Tornado
K explicates, “In the spring of her twenty-second year, Sumire fell in love for the first time in her life. An intense love, a veritable tornado sweeping across the plains—flattening everything in its path, tossing things up in the air, ripping them to shreds, crushing them to bits. The tornado’s intensity doesn’t abate for a second as it blasts across the ocean, laying waste to Angkor Wat, incinerating an Indian jungle, tigers and everything, transforming itself into a Persian desert sandstorm, burying an exotic fortress city under a sea of sand. In short, a love of truly monumental proportions.” The allegorical tornado accentuates the intensity of Sumire’s foremost love which cannot be stifled. Sumire’s love evolves speedily and mightily like a Tornado. The citation of the tornado represents the astonishing, uncontainable passion that governs Sumire’s love for Miu. Based on K’s comments, any entity that obstructs the love is figuratively swept away in the same manner that the tornado does to its physical blockades.
Lava
K observes, “She (Sumire) had so many things she had to write, so many stories to tell. If she could only find the right outlet, heated thoughts and ideas would gush out like lava, congealing into a steady stream of inventive works the likes of which the world had never seen. People’s eyes would pop wide open at the sudden debut of this Promising Young Writer with a Rare Talent. A photo of her, smiling coolly, would appear in the arts section of the newspaper, and editors would beat a path to her door.” The lava signifies Sumire’s concepts which she craves to include in a novel. Sumire is deficient a plot that would renovate the lava-alike concepts into a suave narrative. A plot would expedite the smooth course of the thoughts from her mind into a text.
Breathing
K explicates, “Sumire and I were very alike. Devouring books came as naturally to us as breathing. Every spare moment we’d settle down in some quiet corner, endlessly turning page after page.

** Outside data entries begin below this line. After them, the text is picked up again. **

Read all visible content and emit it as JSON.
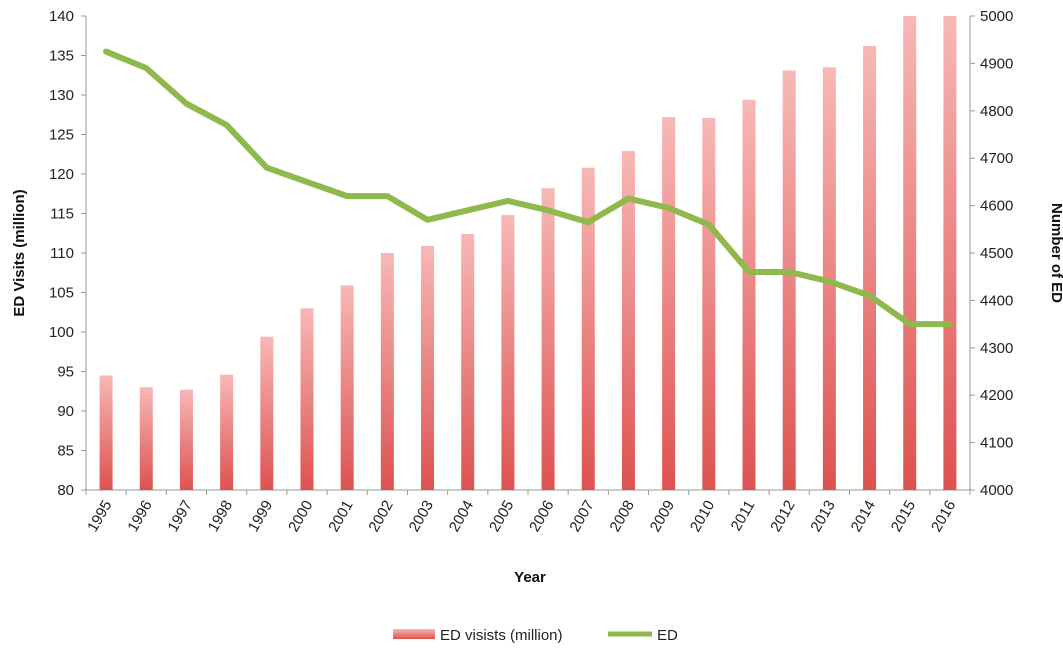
{
  "chart_data": {
    "type": "bar",
    "categories": [
      "1995",
      "1996",
      "1997",
      "1998",
      "1999",
      "2000",
      "2001",
      "2002",
      "2003",
      "2004",
      "2005",
      "2006",
      "2007",
      "2008",
      "2009",
      "2010",
      "2011",
      "2012",
      "2013",
      "2014",
      "2015",
      "2016"
    ],
    "series": [
      {
        "name": "ED visists (million)",
        "type": "bar",
        "axis": "left",
        "color": "#e4605f",
        "values": [
          94.5,
          93.0,
          92.7,
          94.6,
          99.4,
          103.0,
          105.9,
          110.0,
          110.9,
          112.4,
          114.8,
          118.2,
          120.8,
          122.9,
          127.2,
          127.1,
          129.4,
          133.1,
          133.5,
          136.2,
          140.0,
          140.0
        ]
      },
      {
        "name": "ED",
        "type": "line",
        "axis": "right",
        "color": "#8fb84d",
        "values": [
          4925,
          4890,
          4815,
          4770,
          4680,
          4650,
          4620,
          4620,
          4570,
          4590,
          4610,
          4590,
          4565,
          4615,
          4595,
          4560,
          4460,
          4460,
          4440,
          4410,
          4350,
          4350
        ]
      }
    ],
    "xlabel": "Year",
    "ylabel": "ED Visits (million)",
    "y2label": "Number of ED",
    "ylim": [
      80,
      140
    ],
    "y2lim": [
      4000,
      5000
    ],
    "yticks": [
      80,
      85,
      90,
      95,
      100,
      105,
      110,
      115,
      120,
      125,
      130,
      135,
      140
    ],
    "y2ticks": [
      4000,
      4100,
      4200,
      4300,
      4400,
      4500,
      4600,
      4700,
      4800,
      4900,
      5000
    ],
    "grid": false,
    "legend": "bottom"
  }
}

Japanese novels, foreign novels, new works, classics, avant-garde to bestseller—as long as there was something intellectually stimulating in a book, we’d read it. We’d hang out in libraries, spend whole days browsing in Kanda, the second-hand bookshop Mecca in Tokyo. I’d never come across anyone else who read so avidly—so deeply, so widely, as Sumire, and I’m sure she felt the same.” The allegorical breathing highlights, Sumire’s fondness for reading which inspires her to aspire for a career in novel writing. Had Sumire not valued reading she would not have aspired to be a writer.